A survey of the salaries and bonuses of London-based risk professionals suggests quantitatively-focused risk specialists earn the most.
Salaries for vice presidents and associates working in risk methodology and modelling range between 100,000 and 200,000 while 2004 bonuses averaged 100%, according to a new survey by recruitment firm the PSD Group.
This compares very favourably to salaries of 70,000 to 120,000 for VPs in market risk, credit risk and operational risk, where bonuses averaged 70%, 60% and 40% respectively, the survey found.
Figures were derived from conversations with 40 investment banking recruiters and 40 candidates between March and May 2005.
Gail Connolly, a senior consultant in the banking and finance team at the PSD Group, says salaries for quantitative risk staff rose 17% during 2005. "It's a question of supply and demand," she says. "Quant staff need as a minimum a Masters in a mathematical subject such as econometrics or statistics although a PhD is preferred. Consequently, there are fewer candidates available"

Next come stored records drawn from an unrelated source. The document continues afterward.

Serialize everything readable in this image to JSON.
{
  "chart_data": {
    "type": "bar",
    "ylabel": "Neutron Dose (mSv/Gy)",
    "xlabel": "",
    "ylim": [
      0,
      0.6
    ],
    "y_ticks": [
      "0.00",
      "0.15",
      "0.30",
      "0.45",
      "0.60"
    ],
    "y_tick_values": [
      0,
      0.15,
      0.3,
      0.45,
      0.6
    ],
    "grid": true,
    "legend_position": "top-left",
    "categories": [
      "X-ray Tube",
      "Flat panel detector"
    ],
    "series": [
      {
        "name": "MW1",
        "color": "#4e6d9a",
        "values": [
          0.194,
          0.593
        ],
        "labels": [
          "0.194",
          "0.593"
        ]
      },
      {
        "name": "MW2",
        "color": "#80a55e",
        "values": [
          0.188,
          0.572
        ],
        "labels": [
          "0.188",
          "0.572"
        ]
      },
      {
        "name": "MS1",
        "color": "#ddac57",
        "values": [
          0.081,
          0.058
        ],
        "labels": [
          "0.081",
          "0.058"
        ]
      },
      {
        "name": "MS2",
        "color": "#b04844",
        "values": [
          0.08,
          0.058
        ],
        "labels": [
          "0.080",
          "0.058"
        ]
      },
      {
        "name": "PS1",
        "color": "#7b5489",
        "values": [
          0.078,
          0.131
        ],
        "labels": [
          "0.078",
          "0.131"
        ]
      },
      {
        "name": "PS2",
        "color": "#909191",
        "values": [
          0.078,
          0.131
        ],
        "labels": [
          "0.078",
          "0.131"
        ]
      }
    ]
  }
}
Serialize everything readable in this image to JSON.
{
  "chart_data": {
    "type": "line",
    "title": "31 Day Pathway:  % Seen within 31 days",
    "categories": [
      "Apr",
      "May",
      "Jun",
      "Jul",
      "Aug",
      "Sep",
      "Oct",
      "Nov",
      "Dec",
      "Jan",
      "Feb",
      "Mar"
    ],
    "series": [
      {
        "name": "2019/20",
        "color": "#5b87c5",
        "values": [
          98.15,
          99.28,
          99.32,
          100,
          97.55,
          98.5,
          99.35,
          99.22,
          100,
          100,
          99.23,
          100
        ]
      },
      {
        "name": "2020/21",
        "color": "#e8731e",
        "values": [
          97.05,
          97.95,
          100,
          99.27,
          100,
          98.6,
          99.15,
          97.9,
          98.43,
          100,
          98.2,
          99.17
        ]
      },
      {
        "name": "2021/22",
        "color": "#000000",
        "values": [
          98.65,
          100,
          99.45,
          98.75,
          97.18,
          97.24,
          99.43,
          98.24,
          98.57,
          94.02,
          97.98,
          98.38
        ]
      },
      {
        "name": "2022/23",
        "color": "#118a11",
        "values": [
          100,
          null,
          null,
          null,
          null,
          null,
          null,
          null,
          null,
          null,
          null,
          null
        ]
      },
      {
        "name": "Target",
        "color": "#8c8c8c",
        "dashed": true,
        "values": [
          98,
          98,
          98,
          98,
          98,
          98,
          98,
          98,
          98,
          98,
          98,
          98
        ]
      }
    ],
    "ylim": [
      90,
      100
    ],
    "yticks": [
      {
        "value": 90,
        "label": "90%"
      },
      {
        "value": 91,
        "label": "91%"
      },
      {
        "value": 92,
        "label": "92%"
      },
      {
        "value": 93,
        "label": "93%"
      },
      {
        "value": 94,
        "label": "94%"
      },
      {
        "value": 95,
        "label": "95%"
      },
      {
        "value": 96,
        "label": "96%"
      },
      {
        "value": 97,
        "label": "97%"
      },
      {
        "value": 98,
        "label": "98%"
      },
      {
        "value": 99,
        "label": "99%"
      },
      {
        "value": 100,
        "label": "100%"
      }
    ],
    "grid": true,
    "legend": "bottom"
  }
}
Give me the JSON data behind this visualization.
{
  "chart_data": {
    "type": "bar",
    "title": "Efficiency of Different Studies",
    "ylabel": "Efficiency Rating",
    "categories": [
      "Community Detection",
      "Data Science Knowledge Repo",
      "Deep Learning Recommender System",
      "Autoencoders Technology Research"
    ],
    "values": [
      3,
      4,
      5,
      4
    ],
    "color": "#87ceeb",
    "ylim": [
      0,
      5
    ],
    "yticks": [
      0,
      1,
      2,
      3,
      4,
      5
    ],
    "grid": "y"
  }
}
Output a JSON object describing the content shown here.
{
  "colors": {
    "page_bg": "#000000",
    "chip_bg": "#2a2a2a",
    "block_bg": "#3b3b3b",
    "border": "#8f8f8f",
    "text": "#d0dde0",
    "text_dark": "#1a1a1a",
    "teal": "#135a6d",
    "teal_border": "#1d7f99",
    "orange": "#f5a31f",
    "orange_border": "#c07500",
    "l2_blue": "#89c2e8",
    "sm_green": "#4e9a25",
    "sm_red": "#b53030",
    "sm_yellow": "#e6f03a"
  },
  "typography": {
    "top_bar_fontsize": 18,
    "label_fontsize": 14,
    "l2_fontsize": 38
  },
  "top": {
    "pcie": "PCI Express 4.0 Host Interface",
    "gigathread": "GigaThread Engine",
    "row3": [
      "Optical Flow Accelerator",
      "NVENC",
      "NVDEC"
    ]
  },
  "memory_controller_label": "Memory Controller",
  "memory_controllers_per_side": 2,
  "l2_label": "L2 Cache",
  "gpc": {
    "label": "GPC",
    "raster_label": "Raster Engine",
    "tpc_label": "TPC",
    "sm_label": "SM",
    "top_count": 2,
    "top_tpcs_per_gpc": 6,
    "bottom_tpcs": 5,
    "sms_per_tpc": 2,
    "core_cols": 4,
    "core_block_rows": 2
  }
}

Demand is greatest for quants to build credit models looking at the effects of Basle II, says Connolly: people with these skills can command an additional premium of 10%.
However, Adrian Marples, a risk management specialist at headhunter Sheffield Haworth, disputes the notion that quant-focused risk specialists are the highest earners. He says risk managers working alongside traders in front office market risk roles can earn more: "The highest paid risk managers are ex-traders who manage market risk very proactively: these are people who will restructure trades in anticipation of events."
The PSD survey also found bonuses for vice presidents and directors working in market risk rose 25% to 50% in 2005 compared to 2004. Connolly attributes this to poor bonuses for risk managers in 2004, better trading results and strong demand for mid-ranking staff.